Повести моей жизни. Том 2 - Морозов Николай Александрович. Страница 112

Их сущность мне ясно представляется, когда я обобщаю себе историю трех революционных организаций, в которых мне пришлось участвовать: «Большого общества пропаганды» 1873—1874 годов, «Земли и воли» 1878—1879 годов и «Народной воли» 1879—1881 годов. 

Не все революционные общества и кружки оканчивают полный цикл своего развития, подобно тому как не всякий человек умирает естественной смертью, но каждое стремится воспроизвести этот цикл по внутренним психологическим мотивам своих участников. 

Первый период развития тайного общества есть тот, который непосредственно следует за его возникновением. Это период его молодости.

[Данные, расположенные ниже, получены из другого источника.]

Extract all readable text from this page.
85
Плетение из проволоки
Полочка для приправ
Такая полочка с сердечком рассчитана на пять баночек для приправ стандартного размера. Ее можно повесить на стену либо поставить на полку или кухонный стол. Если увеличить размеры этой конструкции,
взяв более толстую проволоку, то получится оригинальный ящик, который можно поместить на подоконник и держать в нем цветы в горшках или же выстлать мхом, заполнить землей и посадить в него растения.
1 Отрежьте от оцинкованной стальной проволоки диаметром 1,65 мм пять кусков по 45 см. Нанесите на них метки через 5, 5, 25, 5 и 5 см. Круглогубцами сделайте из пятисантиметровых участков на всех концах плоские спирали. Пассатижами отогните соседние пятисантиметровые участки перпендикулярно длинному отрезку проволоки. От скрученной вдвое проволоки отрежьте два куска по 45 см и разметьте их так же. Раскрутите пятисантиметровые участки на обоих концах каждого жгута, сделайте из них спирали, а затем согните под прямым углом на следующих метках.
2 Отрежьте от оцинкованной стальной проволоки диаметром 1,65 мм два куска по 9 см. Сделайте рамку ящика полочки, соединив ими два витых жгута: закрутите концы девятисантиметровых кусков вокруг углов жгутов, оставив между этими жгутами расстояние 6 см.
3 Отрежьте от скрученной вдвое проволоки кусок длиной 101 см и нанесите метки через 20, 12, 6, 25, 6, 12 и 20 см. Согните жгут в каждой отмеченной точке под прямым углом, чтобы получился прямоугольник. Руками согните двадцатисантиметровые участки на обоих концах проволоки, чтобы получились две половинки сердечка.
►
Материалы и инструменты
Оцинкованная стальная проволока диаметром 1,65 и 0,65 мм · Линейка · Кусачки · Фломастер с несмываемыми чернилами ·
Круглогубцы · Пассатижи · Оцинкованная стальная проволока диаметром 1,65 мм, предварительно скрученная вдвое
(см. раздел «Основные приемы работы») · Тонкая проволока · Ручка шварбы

Если общество не явилось на свет мертворожденным, в нем в это время почти не бывают руководителями никакие «знаменитости» из прежних движений. Оно обыкновенно возникает в деспотических странах среди учащейся молодежи, вся жизнь которой еще впереди. Прежние выдающиеся деятели большею частью не присоединяются к нему в этот период, так как еще не уверены, что новое общество представляет из себя нечто серьезное и оправдывает риск вступления. Часто они вовсе не знают об его существовании, потому что я говорю здесь исключительно о тайных обществах, возникающих в тяжелые периоды абсолютизма и политических гонений. Точно так же остаются в стороне и все честолюбивые люди, ищущие в своей деятельности не осуществления великодушных идеалов, а своего собственного возвеличения.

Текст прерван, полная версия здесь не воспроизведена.